Transparency is not the new objectivity, but comprehensiveness just might be

In a terrific post, Transparency is the new objectivity, David Weinberger argues that the hyperlink nature of the internet is reshaping our notions of authority. With everybody suddenly a potential author, the old claim to objectivity seems more and more trite and outworn:

Objectivity used to be presented as a stopping point for belief: If the source is objective and well-informed, you have sufficient reason to believe. The objectivity of the reporter is a stopping point for reader’s inquiry. That was part of high-end newspapers’ claimed value: You can’t believe what you read in a slanted tabloid, but our news is objective, so your inquiry can come to rest here. Credentialing systems had the same basic rhythm: You can stop your quest once you come to a credentialed authority who says, “I got this. You can believe it.” End of story.

Instead we demand transparency; to be able to “see through the author’s writings to the sources and values that brought her to that position.”

Transparency gives the reader information by which she can undo some of the unintended effects of the ever-present biases. Transparency brings us to reliability the way objectivity used to.

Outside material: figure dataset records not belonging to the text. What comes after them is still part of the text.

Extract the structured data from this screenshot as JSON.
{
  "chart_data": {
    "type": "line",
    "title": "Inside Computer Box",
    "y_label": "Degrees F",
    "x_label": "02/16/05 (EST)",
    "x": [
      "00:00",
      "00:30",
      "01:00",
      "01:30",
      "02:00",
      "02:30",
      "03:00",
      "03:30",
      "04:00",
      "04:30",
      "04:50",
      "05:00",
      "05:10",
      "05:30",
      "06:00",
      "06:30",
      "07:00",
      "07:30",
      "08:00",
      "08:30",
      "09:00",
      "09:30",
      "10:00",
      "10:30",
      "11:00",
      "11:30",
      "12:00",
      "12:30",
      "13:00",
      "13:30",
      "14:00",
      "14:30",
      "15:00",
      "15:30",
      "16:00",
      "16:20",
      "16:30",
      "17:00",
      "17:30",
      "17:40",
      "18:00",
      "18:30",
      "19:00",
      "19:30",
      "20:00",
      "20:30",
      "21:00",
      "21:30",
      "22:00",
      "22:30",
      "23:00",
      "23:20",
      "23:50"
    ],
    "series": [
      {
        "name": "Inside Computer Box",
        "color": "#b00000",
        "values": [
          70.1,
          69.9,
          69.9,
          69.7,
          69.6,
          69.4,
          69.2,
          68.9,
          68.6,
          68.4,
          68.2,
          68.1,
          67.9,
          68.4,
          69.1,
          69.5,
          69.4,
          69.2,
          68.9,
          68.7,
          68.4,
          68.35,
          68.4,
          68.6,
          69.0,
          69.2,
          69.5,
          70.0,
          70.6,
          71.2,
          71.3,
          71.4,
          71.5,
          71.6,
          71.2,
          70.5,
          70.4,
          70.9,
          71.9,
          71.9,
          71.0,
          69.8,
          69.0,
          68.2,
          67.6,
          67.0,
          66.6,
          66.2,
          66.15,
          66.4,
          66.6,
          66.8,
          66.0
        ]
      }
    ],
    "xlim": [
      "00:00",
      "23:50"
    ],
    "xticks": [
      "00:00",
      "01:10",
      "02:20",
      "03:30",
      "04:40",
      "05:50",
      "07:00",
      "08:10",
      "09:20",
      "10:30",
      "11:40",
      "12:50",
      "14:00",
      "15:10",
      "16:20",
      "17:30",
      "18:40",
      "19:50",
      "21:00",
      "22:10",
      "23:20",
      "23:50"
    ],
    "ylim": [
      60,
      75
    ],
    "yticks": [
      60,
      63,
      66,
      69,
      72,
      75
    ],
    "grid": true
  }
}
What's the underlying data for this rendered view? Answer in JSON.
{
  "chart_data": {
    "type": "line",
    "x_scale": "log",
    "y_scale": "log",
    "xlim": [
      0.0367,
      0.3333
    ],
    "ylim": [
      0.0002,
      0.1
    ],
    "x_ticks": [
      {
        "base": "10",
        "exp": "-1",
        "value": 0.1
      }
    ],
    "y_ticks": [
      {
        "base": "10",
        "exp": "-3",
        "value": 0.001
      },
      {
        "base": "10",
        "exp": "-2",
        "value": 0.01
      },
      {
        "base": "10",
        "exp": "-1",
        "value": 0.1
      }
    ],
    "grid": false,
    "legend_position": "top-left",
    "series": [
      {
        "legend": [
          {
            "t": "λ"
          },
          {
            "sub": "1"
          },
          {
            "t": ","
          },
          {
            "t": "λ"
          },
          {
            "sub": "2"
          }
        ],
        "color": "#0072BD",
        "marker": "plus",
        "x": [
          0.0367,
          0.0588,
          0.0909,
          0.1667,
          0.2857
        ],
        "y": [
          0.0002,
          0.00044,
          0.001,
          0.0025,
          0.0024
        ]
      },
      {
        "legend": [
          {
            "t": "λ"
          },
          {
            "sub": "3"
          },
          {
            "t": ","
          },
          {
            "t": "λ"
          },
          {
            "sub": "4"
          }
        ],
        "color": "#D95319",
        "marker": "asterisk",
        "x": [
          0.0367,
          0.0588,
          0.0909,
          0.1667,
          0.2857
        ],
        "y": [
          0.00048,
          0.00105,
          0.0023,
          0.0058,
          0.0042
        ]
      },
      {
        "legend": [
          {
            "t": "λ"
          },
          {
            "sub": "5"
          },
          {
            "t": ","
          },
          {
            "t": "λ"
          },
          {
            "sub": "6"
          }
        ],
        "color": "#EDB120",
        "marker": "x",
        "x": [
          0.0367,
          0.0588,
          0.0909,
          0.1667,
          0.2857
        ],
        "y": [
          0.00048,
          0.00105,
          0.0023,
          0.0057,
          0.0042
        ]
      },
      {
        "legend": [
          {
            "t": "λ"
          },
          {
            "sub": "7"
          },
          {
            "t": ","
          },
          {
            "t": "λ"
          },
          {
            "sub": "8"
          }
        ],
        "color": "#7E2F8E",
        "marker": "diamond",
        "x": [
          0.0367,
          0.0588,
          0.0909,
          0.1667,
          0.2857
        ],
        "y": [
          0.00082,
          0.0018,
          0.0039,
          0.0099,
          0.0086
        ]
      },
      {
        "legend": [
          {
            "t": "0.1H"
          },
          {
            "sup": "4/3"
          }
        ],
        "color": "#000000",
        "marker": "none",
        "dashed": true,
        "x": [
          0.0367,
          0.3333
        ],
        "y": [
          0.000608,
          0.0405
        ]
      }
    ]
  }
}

I think that this kind of “hyper-transparency” -where citing a book isn’t enough, but where a link has to point to the actual resource- may be an essential feature of the internet medium; but whereas it certainly is a necessary condition for establishing reliability, it’s hardly sufficient. After all, what leads to reliability is not the number of hyperlinks to the author’s sources, but trust in the fact that the relevant aspects of the matter have been adequately dealt with.

So, instead of objectivity, I’d suggest ‘comprehensiveness’ as a condition for reliability. And it’s a sufficient one too, because on the internet comprehensiveness seems more than ever to subsume transparency.


2 Responses to “Transparency is not the new objectivity, but comprehensiveness just might be”

  1. 1 David Weinberger July 20, 2009 at 4:08 pm

    I agree that transparency isn’t sufficient. But I’m not sure what “sufficient” means outside of any particular context. Likewise, how do we know when comprehensiveness has been achieved? “Comprehensive” in an age of unimaginable abundance also seems to be context-relative.

    • 2 Thomas Hansen July 21, 2009 at 11:24 am

      Hi David,
      is it possible to decide what a sufficient reliability condition is outside of any particular context? Perhaps not, but moving from a particular to a more general level, we could look towards rhetoric for a solution. As a sort of “communication best practice catalogue” under construction since Aristotle, rhetoric has always been dealing with criteria for comprehensiveness. According to tradition a subject is comprehensively, or adequately covered, when certain of the reader’s expectations have been met. For example, if I read about an event, I expect to be told who took part, what went on, where it took place, with what, why, how, and when it happened. If too many of these questions are left unanswered, I start questioning the authority of the person who wrote it. But my expectations about the adequate coverage of an event are not mine alone, many people share them, and that is, IMHO, sufficient.